Marijuana prohibition has always been about money, too. Powerful industrial interests in the paper (Hearst) and rope (DuPont) industries wanted to monopolize those markets by outlawing the competition. Thus began the demonization of marijuana and the push to have it prohibited. Their efforts were supported by the left-over prohibition-era apparatus that had nothing better to do once alcohol returned to legal and regulated status. The current funders of continued prohibition are the taxpayers, of course, but also the pharmaceutical and alcoholic beverage industry, who stand to lose significant revenue if less dangerous and more effective substitutes become readily available. Government objects because they haven’t figured out a way to tax your garden – yet!

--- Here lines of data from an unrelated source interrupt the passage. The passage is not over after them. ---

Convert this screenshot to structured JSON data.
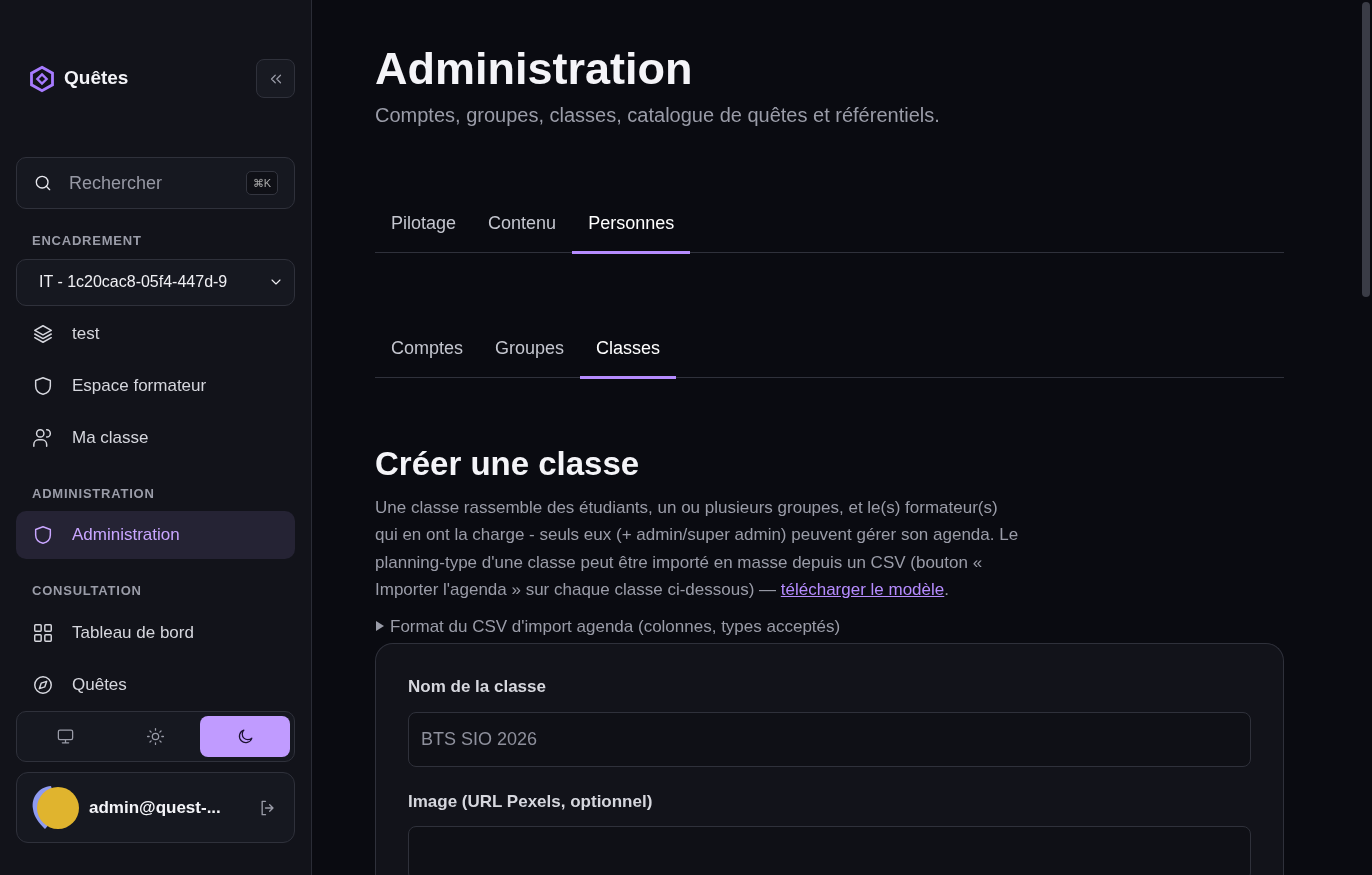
{
  "sidebar": {
    "brand": "Quêtes",
    "search": {
      "placeholder": "Rechercher",
      "shortcut": "⌘K"
    },
    "sections": [
      {
        "label": "ENCADREMENT",
        "select": {
          "value": "IT - 1c20cac8-05f4-447d-9"
        },
        "items": [
          {
            "label": "test",
            "selected": false
          },
          {
            "label": "Espace formateur",
            "selected": false
          },
          {
            "label": "Ma classe",
            "selected": false
          }
        ]
      },
      {
        "label": "ADMINISTRATION",
        "items": [
          {
            "label": "Administration",
            "selected": true
          }
        ]
      },
      {
        "label": "CONSULTATION",
        "items": [
          {
            "label": "Tableau de bord",
            "selected": false
          },
          {
            "label": "Quêtes",
            "selected": false
          }
        ]
      }
    ],
    "theme_options": [
      {
        "selected": false
      },
      {
        "selected": false
      },
      {
        "selected": true
      }
    ],
    "user": {
      "email": "admin@quest-..."
    }
  },
  "page": {
    "title": "Administration",
    "subtitle": "Comptes, groupes, classes, catalogue de quêtes et référentiels.",
    "tabs": [
      {
        "label": "Pilotage",
        "selected": false
      },
      {
        "label": "Contenu",
        "selected": false
      },
      {
        "label": "Personnes",
        "selected": true
      }
    ],
    "subtabs": [
      {
        "label": "Comptes",
        "selected": false
      },
      {
        "label": "Groupes",
        "selected": false
      },
      {
        "label": "Classes",
        "selected": true
      }
    ],
    "section_title": "Créer une classe",
    "description": "Une classe rassemble des étudiants, un ou plusieurs groupes, et le(s) formateur(s) qui en ont la charge - seuls eux (+ admin/super admin) peuvent gérer son agenda. Le planning-type d'une classe peut être importé en masse depuis un CSV (bouton « Importer l'agenda » sur chaque classe ci-dessous) — ",
    "description_link": "télécharger le modèle",
    "description_end": ".",
    "details_summary": "Format du CSV d'import agenda (colonnes, types acceptés)",
    "form": {
      "fields": [
        {
          "label": "Nom de la classe",
          "placeholder": "BTS SIO 2026"
        },
        {
          "label": "Image (URL Pexels, optionnel)"
        }
      ]
    }
  }
}
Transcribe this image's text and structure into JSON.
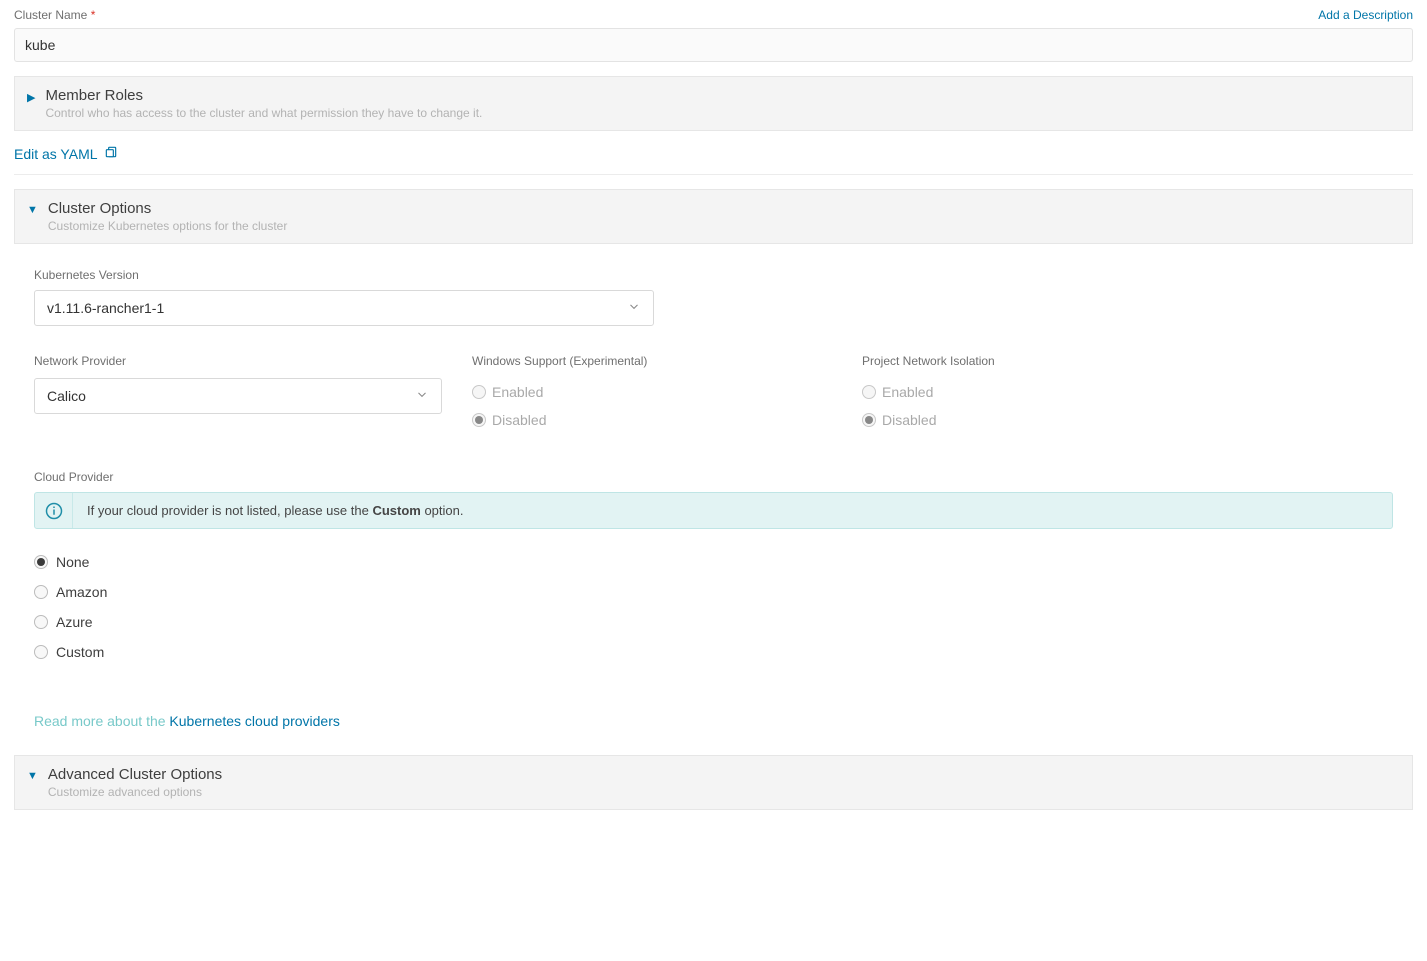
{
  "clusterName": {
    "label": "Cluster Name",
    "value": "kube",
    "addDescriptionLink": "Add a Description"
  },
  "memberRoles": {
    "title": "Member Roles",
    "subtitle": "Control who has access to the cluster and what permission they have to change it."
  },
  "editYamlLink": "Edit as YAML",
  "clusterOptions": {
    "title": "Cluster Options",
    "subtitle": "Customize Kubernetes options for the cluster"
  },
  "k8sVersion": {
    "label": "Kubernetes Version",
    "value": "v1.11.6-rancher1-1"
  },
  "networkProvider": {
    "label": "Network Provider",
    "value": "Calico"
  },
  "windowsSupport": {
    "label": "Windows Support (Experimental)",
    "enabledLabel": "Enabled",
    "disabledLabel": "Disabled"
  },
  "projectIsolation": {
    "label": "Project Network Isolation",
    "enabledLabel": "Enabled",
    "disabledLabel": "Disabled"
  },
  "cloudProvider": {
    "label": "Cloud Provider",
    "infoTextPrefix": "If your cloud provider is not listed, please use the ",
    "infoTextBold": "Custom",
    "infoTextSuffix": " option.",
    "options": {
      "none": "None",
      "amazon": "Amazon",
      "azure": "Azure",
      "custom": "Custom"
    },
    "readMorePrefix": "Read more about the ",
    "readMoreLink": "Kubernetes cloud providers"
  },
  "advancedOptions": {
    "title": "Advanced Cluster Options",
    "subtitle": "Customize advanced options"
  }
}
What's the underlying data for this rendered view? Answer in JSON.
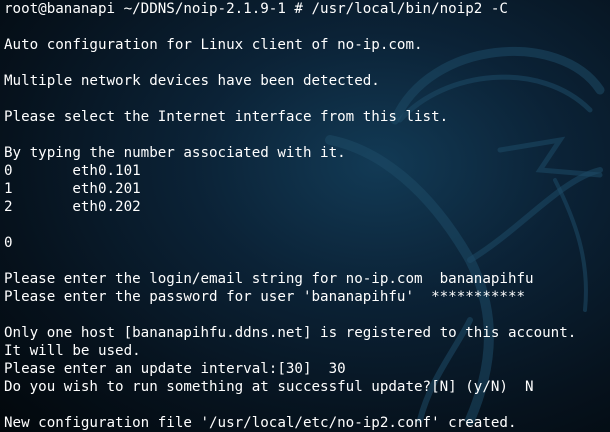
{
  "terminal": {
    "lines": [
      "root@bananapi ~/DDNS/noip-2.1.9-1 # /usr/local/bin/noip2 -C",
      "",
      "Auto configuration for Linux client of no-ip.com.",
      "",
      "Multiple network devices have been detected.",
      "",
      "Please select the Internet interface from this list.",
      "",
      "By typing the number associated with it.",
      "0       eth0.101",
      "1       eth0.201",
      "2       eth0.202",
      "",
      "0",
      "",
      "Please enter the login/email string for no-ip.com  bananapihfu",
      "Please enter the password for user 'bananapihfu'  ***********",
      "",
      "Only one host [bananapihfu.ddns.net] is registered to this account.",
      "It will be used.",
      "Please enter an update interval:[30]  30",
      "Do you wish to run something at successful update?[N] (y/N)  N",
      "",
      "New configuration file '/usr/local/etc/no-ip2.conf' created."
    ]
  },
  "background": {
    "logo_icon": "kali-dragon-icon",
    "color": "#0b2236"
  }
}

So here we are. I’m trying to give up a legal, regulated and widely available substance that I know will kill me, but I can purchase it almost anywhere with the government’s blessing. However, if I choose to smoke the less addicting and far less harmful cannabis plant, I am threatened with arrest, incarceration, and forfeiture of my property. How absurd is that?
I think I’ll stick to the quitting smoking cigarettes this time – if for no other reason than to stick it to my government. They clearly sold us all out once again. It’s time to get a real grip on substance problems – and non-problems – and find a rational strategy for moving ahead.
Wish me luck, and wish our country luck! Addictions are hard to break.